Метафора нынешней памяти: разобщенность, потеря формы, бреши в ребрах жесткости, которые работают не перетекающими сосудами, как можно было бы ожидать, а гуманитарными коридорами для беженцев. Каждый уходит в свой, унося наскоро собранные котомки со словами, из которых потом не сложить фраз, потому что слова чужие, из заграничной, разрезанной памяти.
Группируюсь в комок, сплачиваю опухолевые узлы ненаписанных слов. Белесое туберкулезное крошево прожгло язвы. Заткнуть комками бумажек, натрясти из ведра – под столом черное, с налипшими седыми волосами.
Стол перегородил глухой угол, на стекло снаружи, как смирительную рубашку, надели ставни. Люди разошлись кто смог, даже мертвых не осталось.
Мое письмо разорвано, разрозненно, отрыжка от селедки под шубой, в широкой вазе редкие, как те волосы, тюльпаны от мужских коллег то ли к международному женскому дню, то ли на майские праздники.
В угол от стен и ставен отдается молчание, притерпленный страх. Притерпленность не к страху, а страха. Во времена растерянности, когда начинаешь говорить из кокона, хочется объяснять слова, лепить суффиксы, проводить морфологический разбор. Здесь требуется именно притерпленность, поскольку инфинитив глагола придает процессу легковесную воздушную незавершенность, которая мыслится по недоразумению желанной, а в страхе есть тяжеловесная законченность, и ее не избыть, а лишь прервать, оставив расходящиеся швы. Притерпленность давит каменной плитой. Ненужные, никчемные ассоциации, разомкнутые в текст и в мир, бессловесные и потерянные, без права обретения. Капли вытесняют из вас воздух высотой столба давления, вопреки ожиданиям не пропорционального силе, физику отменили, законы обламываются острыми кончиками лезвий, застревают в теле. Работает радио, прорывая тишину, любая музыка возвращается бесконечным эхом, выстилая стены обессмыслившейся памятью, от которой кажется важным отказаться под воздействием морального чувства, что невыносимо и не может перестать быть.
Застрявшие комки письма с трудом проталкиваются наружу, путаются в новой, насильно обретенной дискретности. Натыкаешься на внезапные декорации волшебного леса, слепыми пальцами без букв держишься за стены, ходишь по кругу, а круг лишен целостности, но иллюзию движения поддерживают шаги туда и обратно. Центр остается свободен. Дискретность и слоистость, как водится с интуицией и предсказаниями, которые проще толковать после события, вошли в жизнь заранее. Залитые в кубы декорации к мультфильмам Юрия Норштейна. Знаки схлопнувшегося мира, в которых кто-то до нас подписал грибы, и кровать, и доски на полу. Письмо приходит толчками, раздувает газами живот. Физиология проявляет внутренние скрытые движения и работает содружественно с образами извне, важно их подбирать.

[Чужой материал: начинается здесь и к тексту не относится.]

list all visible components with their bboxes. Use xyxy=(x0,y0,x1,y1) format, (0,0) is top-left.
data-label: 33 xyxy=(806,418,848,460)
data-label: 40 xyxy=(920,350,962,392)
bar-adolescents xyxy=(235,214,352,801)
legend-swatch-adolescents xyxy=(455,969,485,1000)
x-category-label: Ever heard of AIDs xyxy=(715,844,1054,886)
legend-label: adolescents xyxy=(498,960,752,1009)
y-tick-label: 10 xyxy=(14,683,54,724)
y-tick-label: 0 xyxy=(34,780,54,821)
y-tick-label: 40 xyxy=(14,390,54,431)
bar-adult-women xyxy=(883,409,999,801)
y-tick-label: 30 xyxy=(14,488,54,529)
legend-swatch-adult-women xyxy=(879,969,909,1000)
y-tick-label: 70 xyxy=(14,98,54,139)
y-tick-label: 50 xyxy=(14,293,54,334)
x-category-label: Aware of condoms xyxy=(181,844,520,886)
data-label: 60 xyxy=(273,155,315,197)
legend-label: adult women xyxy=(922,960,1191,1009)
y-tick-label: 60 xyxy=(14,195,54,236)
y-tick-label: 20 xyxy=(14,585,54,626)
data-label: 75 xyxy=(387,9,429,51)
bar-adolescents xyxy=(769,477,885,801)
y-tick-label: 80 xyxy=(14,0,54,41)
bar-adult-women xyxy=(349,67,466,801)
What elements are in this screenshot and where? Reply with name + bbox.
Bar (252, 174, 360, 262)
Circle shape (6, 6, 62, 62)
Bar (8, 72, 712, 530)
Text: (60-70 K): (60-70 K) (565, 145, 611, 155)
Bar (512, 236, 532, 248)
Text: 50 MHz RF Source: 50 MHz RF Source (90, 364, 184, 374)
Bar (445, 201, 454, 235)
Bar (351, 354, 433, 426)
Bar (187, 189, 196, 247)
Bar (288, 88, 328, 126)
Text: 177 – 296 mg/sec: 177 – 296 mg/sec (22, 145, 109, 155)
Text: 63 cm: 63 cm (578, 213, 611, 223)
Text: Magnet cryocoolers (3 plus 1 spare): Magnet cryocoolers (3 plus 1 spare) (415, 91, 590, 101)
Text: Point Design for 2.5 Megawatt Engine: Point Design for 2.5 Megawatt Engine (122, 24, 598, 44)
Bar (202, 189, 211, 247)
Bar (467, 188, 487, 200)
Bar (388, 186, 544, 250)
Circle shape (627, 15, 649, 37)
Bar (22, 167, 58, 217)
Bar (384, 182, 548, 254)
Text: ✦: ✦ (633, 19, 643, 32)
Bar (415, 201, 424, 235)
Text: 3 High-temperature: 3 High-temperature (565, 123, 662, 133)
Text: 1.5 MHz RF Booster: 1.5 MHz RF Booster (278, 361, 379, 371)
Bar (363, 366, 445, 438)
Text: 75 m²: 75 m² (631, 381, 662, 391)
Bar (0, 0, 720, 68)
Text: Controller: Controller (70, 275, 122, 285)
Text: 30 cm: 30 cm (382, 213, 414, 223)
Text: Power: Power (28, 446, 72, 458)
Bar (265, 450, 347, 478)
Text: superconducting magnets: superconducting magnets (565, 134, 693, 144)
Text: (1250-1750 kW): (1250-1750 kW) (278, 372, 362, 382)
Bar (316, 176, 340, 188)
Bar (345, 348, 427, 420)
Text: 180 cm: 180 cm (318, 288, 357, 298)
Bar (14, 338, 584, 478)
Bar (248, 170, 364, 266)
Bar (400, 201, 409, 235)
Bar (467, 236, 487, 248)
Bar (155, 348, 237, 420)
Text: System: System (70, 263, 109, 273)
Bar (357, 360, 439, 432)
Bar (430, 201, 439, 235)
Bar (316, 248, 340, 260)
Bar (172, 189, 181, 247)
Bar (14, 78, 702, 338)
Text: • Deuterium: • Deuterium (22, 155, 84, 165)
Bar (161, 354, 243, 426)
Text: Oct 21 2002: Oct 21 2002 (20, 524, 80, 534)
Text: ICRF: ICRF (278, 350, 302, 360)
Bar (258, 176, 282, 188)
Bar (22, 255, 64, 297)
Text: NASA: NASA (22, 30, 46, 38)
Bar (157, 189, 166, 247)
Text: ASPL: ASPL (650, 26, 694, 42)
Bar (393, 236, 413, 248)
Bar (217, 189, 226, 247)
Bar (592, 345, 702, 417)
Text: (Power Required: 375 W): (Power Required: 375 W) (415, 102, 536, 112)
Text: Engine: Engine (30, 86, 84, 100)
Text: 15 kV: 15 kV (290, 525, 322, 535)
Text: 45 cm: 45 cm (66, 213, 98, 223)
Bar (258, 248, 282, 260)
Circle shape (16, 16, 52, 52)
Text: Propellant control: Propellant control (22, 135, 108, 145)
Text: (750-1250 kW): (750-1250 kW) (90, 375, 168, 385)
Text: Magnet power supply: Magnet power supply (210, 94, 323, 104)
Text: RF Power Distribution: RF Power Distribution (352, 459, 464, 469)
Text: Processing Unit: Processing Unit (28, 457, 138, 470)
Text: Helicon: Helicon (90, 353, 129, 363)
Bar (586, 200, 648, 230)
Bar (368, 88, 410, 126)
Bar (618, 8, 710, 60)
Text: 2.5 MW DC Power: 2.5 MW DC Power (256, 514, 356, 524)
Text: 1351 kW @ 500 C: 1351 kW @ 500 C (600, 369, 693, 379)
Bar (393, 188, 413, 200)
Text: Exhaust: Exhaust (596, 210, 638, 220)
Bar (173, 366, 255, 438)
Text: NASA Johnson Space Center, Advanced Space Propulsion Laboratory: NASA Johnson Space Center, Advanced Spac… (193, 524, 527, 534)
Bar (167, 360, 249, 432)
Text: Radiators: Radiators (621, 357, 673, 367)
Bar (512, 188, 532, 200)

Продолжаю движение. Расселяю притерпленный страх по медленным глаголам, каждый наклон головы ослабляет элементарную частицу страха, заточает в слова, замуровывает в движения губ, языка, колыхания стенок глотки. Страх не избавляем и навсегда с нами, комкующийся наполнитель для кошачьих лотков так и выкинут забитыми словами.
Шагаю: поднять правую ногу, согнуть, выставить вперед, опустить, перенести центр тяжести – механика письма лопается, сбор пузырей по расписанию, в программе произошли изменения.